Chantage sexuel à Touba : L’arme numérique utilisée par un artisan de 25 ans pour piéger sa maîtresse mariée

Le Commissariat spécial de Touba vient de traiter une affaire de mœurs complexe impliquant un jeune artisan et une femme mariée. Alors que la relation entretenue dans le secret a viré au rapport de force, les enquêteurs ont mis fin aux agissements d’un homme qui utilisait un levier de pression numérique pour contraindre sa partenaire.

Les relations extraconjugales prennent parfois une tournure judiciaire lorsque l’un des partenaires décide d’user de menaces pour maintenir l’autre sous son emprise. C’est le scénario qui s’est dessiné à Touba, conduisant à l’interpellation d’un maçon âgé de 25 ans, identifié sous les initiales A. Ndiaye.

Selon les informations rapportées par nos confrères de Kawtef, reprenant des sources proches de l’enquête, le mis en cause entretenait une liaison avec une femme mariée, C. Mbaye. Cette relation, par définition illégitime, a basculé lorsque le jeune homme a formulé une exigence particulière : l’envoi d’une vidéo intime dévoilant la nudité de sa maîtresse.

Le piège de la vidéo compromettante

Bien que consciente des risques liés à son statut d’épouse, la dame a accédé à la demande de son amant. C’est précisément ce contenu numérique qui est devenu l’instrument du chantage. D’après les déclarations de la plaignante consignées par la police, A. Ndiaye, originaire de Ndiogop (département de Diourbel), a instrumentalisé cette vidéo pour imposer ses volontés.
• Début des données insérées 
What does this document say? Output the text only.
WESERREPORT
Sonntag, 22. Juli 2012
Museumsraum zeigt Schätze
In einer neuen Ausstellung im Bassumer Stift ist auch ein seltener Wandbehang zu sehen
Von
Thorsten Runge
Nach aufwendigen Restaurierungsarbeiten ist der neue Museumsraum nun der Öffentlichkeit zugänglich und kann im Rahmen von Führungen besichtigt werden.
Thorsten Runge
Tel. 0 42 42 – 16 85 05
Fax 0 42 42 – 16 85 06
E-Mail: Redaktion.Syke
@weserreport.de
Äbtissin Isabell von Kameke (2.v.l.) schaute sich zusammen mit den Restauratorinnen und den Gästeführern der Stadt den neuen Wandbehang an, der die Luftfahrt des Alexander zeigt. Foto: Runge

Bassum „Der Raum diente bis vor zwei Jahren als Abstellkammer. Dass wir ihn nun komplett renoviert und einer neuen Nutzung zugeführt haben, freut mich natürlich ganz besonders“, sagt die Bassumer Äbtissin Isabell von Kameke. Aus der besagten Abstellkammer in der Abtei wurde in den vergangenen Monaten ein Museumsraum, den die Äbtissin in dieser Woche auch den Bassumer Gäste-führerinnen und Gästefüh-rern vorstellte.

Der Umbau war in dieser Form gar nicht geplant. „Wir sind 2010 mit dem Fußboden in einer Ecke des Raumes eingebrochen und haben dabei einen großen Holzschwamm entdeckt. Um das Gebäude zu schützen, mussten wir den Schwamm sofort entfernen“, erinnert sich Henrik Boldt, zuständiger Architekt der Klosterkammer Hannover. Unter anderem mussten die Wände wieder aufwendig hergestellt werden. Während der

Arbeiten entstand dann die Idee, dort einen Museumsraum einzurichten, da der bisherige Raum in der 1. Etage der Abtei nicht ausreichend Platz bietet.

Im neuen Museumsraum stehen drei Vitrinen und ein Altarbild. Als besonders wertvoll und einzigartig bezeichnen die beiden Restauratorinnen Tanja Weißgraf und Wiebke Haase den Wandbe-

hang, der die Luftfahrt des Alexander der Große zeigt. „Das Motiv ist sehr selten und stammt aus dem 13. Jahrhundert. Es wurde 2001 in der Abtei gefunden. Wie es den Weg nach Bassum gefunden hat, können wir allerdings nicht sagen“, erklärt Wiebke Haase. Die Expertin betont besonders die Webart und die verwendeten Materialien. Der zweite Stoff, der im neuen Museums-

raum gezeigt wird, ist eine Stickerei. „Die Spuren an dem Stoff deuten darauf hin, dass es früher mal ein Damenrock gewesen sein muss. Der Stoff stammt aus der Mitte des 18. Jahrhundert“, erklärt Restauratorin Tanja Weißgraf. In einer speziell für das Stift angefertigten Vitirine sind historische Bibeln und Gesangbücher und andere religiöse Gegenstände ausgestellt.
L’artisan aurait menacé de diffuser publiquement les images si sa partenaire refusait de le rejoindre à son domicile. Sous la contrainte et la peur du scandale social, la victime s’est rendue chez lui, où des relations intimes ont eu lieu. Loin de s’arrêter à cet épisode, le jeune homme aurait maintenu cette pression psychologique pour pérenniser ces rencontres forcées.

Intervention des autorités judiciaires

Face à la persistance du chantage, la victime a fini par saisir les autorités policières. L’enquête diligentée par le Commissariat spécial de Touba a permis d’établir les faits reprochés au jeune maçon.

Au terme de sa garde à vue, A. Ndiaye a été déféré au parquet de Diourbel. Il doit désormais répondre de plusieurs chefs d’inculpation graves, notamment la collecte illicite et la diffusion de données à caractère obscène, ainsi que le chantage.